Differentials (or data / benchmark differentials) compare compensation between locations, for a selection of jobs, levels, and industries. They are presented as a percentage difference relative to an anchor (reference) location a user selects. For example the entire US can be compared to New York for all Engineering jobs.
How are differentials calculated?
The following methodology is applied:
- Apply job, level, industry, and location filters.
- Calculate the median salary (benchmark) for the anchor (reference) location, for each of the levels selected.
- Calculate the median salary (benchmark) for each selected location and for each of the levels selected.
- Divide each level + location benchmark by the equivalent benchmark for the anchor location, where there is data available for a level, for a location and an anchor.
- Take the average of all matching combinations.
Note - where a selected or anchor location does not have data for a selected level, this will be excluded from the calculation. If a user hovers over a location in the differentials chart, the tool will highlight and levels which have been excluded from the calculation.

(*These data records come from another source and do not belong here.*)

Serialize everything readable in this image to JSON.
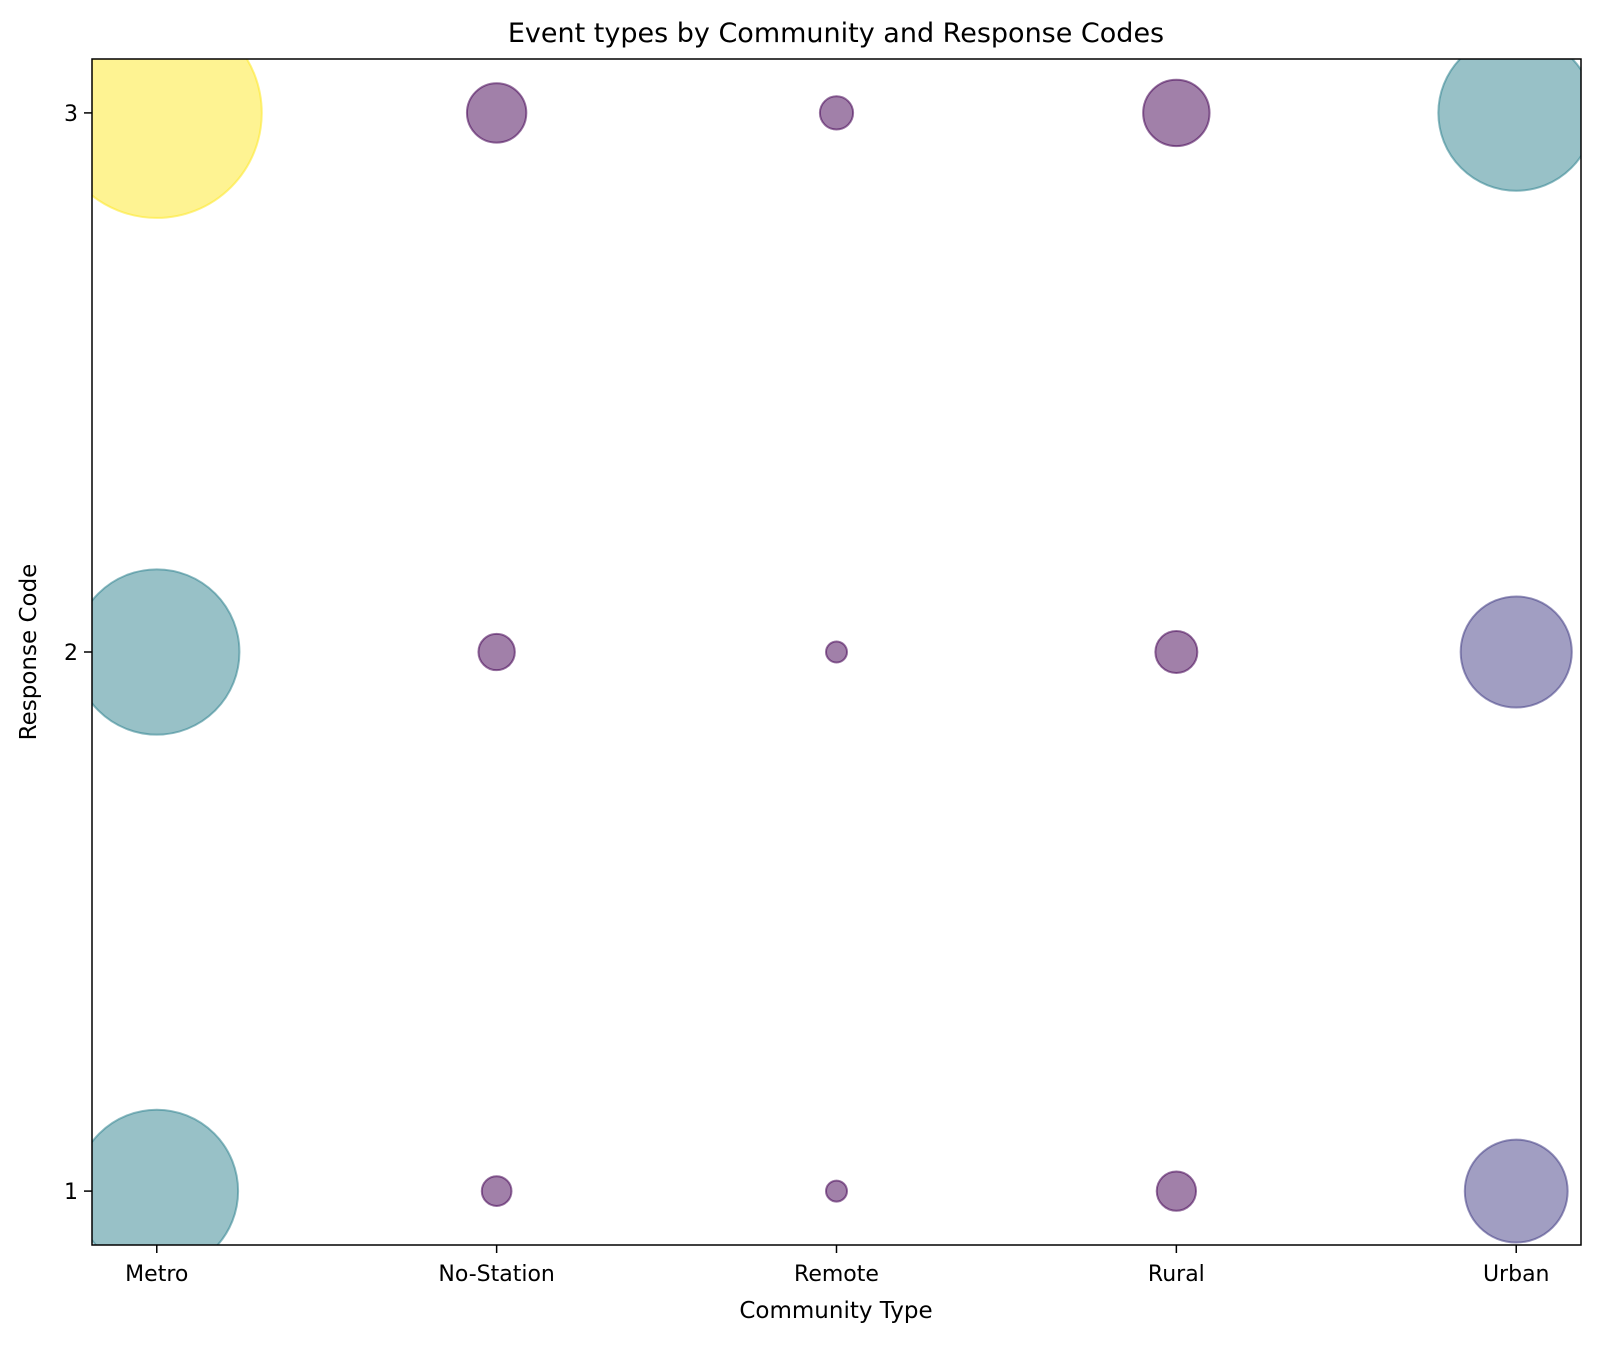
{
  "chart_data": {
    "type": "scatter",
    "title": "Event types by Community and Response Codes",
    "xlabel": "Community Type",
    "ylabel": "Response Code",
    "categories": [
      "Metro",
      "No-Station",
      "Remote",
      "Rural",
      "Urban"
    ],
    "y_ticks": [
      1,
      2,
      3
    ],
    "ylim": [
      0.9,
      3.1
    ],
    "grid": false,
    "legend": "none",
    "bubble_alpha": 0.5,
    "points": [
      {
        "x": "Metro",
        "y": 1,
        "size": 60,
        "color": "#31848f"
      },
      {
        "x": "Metro",
        "y": 2,
        "size": 62,
        "color": "#31848f"
      },
      {
        "x": "Metro",
        "y": 3,
        "size": 100,
        "color": "#fde725"
      },
      {
        "x": "No-Station",
        "y": 1,
        "size": 2,
        "color": "#440154"
      },
      {
        "x": "No-Station",
        "y": 2,
        "size": 3,
        "color": "#440154"
      },
      {
        "x": "No-Station",
        "y": 3,
        "size": 8,
        "color": "#440154"
      },
      {
        "x": "Remote",
        "y": 1,
        "size": 1,
        "color": "#440154"
      },
      {
        "x": "Remote",
        "y": 2,
        "size": 1,
        "color": "#440154"
      },
      {
        "x": "Remote",
        "y": 3,
        "size": 2.5,
        "color": "#440154"
      },
      {
        "x": "Rural",
        "y": 1,
        "size": 3.5,
        "color": "#440154"
      },
      {
        "x": "Rural",
        "y": 2,
        "size": 4,
        "color": "#440154"
      },
      {
        "x": "Rural",
        "y": 3,
        "size": 10,
        "color": "#440154"
      },
      {
        "x": "Urban",
        "y": 1,
        "size": 24,
        "color": "#433e85"
      },
      {
        "x": "Urban",
        "y": 2,
        "size": 28,
        "color": "#433e85"
      },
      {
        "x": "Urban",
        "y": 3,
        "size": 55,
        "color": "#31848f"
      }
    ]
  }
}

Example tooltip showing levels excluded from the differential calculation in the Philippines.
Are differentials based on mean or median salaries?
Differentials are based on the median salary for matching incumbents in each selection.
Are differentials adjusted/normalized to reflect the Employee Count in each location?
Differentials are not adjusted for Employee Count in each location.
Differentials are normalized for level, where there is sufficient data for a level in a location.
While Differentials are simple to understand, they are sensitive to the distribution of data available at each location selection, including the spread of different jobs in different locations.
For a normalized differential, consider Smart Differentials. These provide a model estimated differential, which is normalized across selected jobs and levels.
What if there is no data or very limited coverage for a job in a location I am interested in?
If there is no data for a job in a location you have selected, then this job will not be included in the differential. The differential will be based on the remaining jobs which do have coverage in that location.
In these circumstances, consider Smart Differentials. These provide a model estimated differential, which reflects all jobs and locations even if there is no survey data available for a job in a location. This is helpful for hiring in areas like new or emerging markets where there is little existing data.
Are Data Dominance and Suppression applied to differentials?
Yes - Data Dominance and Suppression rules are applied to data differentials.